In cases of severe non-proliferative retinopathy, it is recommended to promptly initiate laser photocoagulation rather than wait for early proliferative changes.
Maintaining good diabetic control before and during pregnancy can help prevent disease progression and serious vision loss.
Material and methods Diabetic retinopathy management in pregnancy was the subject of a comprehensive review of the scientific and medical literature.
A structured search was performed in the PubMed, Scopus and HINARI databases, considering relevant articles published in the last 10 years.
The search terms used (in English) were: „Diabetic retinopathy”; „pregnancy”; „laser photocoagulation”; „intravitreal steroids”; „anti-vascular endothelial growth factor”.
Results It is suggested that women with diabetes receive pre-conception and post-pregnancy counselling from a multidisciplinary team including an ophthalmologist, endocrinologist, and perinatologist, as diabetic retinopathy may worsen during pregnancy.
The risk of progression of the disease and the importance of appropriate metabolic control before and during pregnancy should be clearly explained to the patient.

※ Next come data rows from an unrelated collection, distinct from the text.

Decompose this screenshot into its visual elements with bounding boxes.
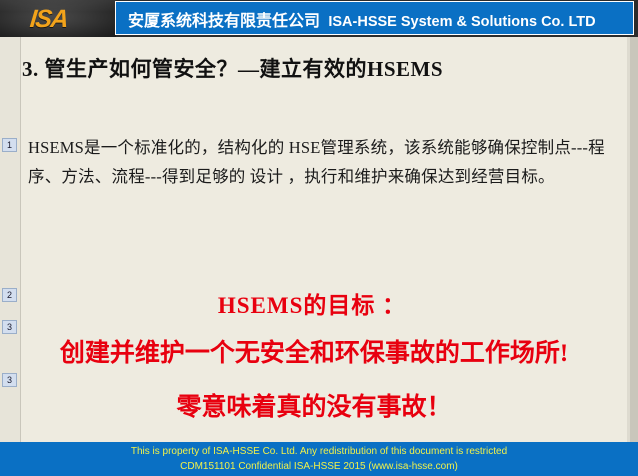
body-paragraph: HSEMS是一个标准化的，结构化的 HSE管理系统，该系统能够确保控制点---程… [28,133,614,191]
footer-copyright-line: This is property of ISA-HSSE Co. Ltd. An… [0,444,638,459]
presentation-slide: ISA 安厦系统科技有限责任公司 ISA-HSSE System & Solut… [0,0,638,476]
slide-header: ISA 安厦系统科技有限责任公司 ISA-HSSE System & Solut… [0,0,638,37]
footer-document-line: CDM151101 Confidential ISA-HSSE 2015 (ww… [0,459,638,474]
slide-body: 1 2 3 3 3. 管生产如何管安全？—建立有效的HSEMS HSEMS是一个… [0,37,638,442]
goal-heading: HSEMS的目标 ： [0,286,624,320]
company-title: 安厦系统科技有限责任公司 ISA-HSSE System & Solutions… [128,7,596,31]
animation-marker[interactable]: 3 [2,373,17,387]
company-title-bar: 安厦系统科技有限责任公司 ISA-HSSE System & Solutions… [115,1,634,35]
animation-marker[interactable]: 3 [2,320,17,334]
logo-panel: ISA [0,0,116,37]
company-title-en: ISA-HSSE System & Solutions Co. LTD [328,14,595,30]
animation-marker[interactable]: 1 [2,138,17,152]
slide-footer: This is property of ISA-HSSE Co. Ltd. An… [0,442,638,476]
slide-title: 3. 管生产如何管安全？—建立有效的HSEMS [22,53,443,83]
company-title-cn: 安厦系统科技有限责任公司 [128,13,320,30]
isa-logo-icon: ISA [28,5,68,34]
right-scroll-edge[interactable] [630,37,638,442]
goal-statement-2: 零意味着真的没有事故！ [0,387,628,423]
goal-statement-1: 创建并维护一个无安全和环保事故的工作场所! [0,333,628,369]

Careful monitoring is required in patients with advanced gestation, significant retinopathy, concomitant hypertension, and nephropathy.
Conclusion The risk of retinopathy development may increase during pregnancy.
Serious effects can arise for both the mother and the fetus, even though retinopathy is not common during pregnancy.
It is possible to avoid significant retinopathy by carefully planning a young diabetic woman's pregnancy and proceeding promptly to laser photocoagulate in cases of severe non-proliferative retinopathy.
A tendency for regress is frequently seen in diabetic retinopathy during the post-natal period.
Subsequent pregnancies do not significantly increase the risk of progression if the retinopathy is stable before pregnancy.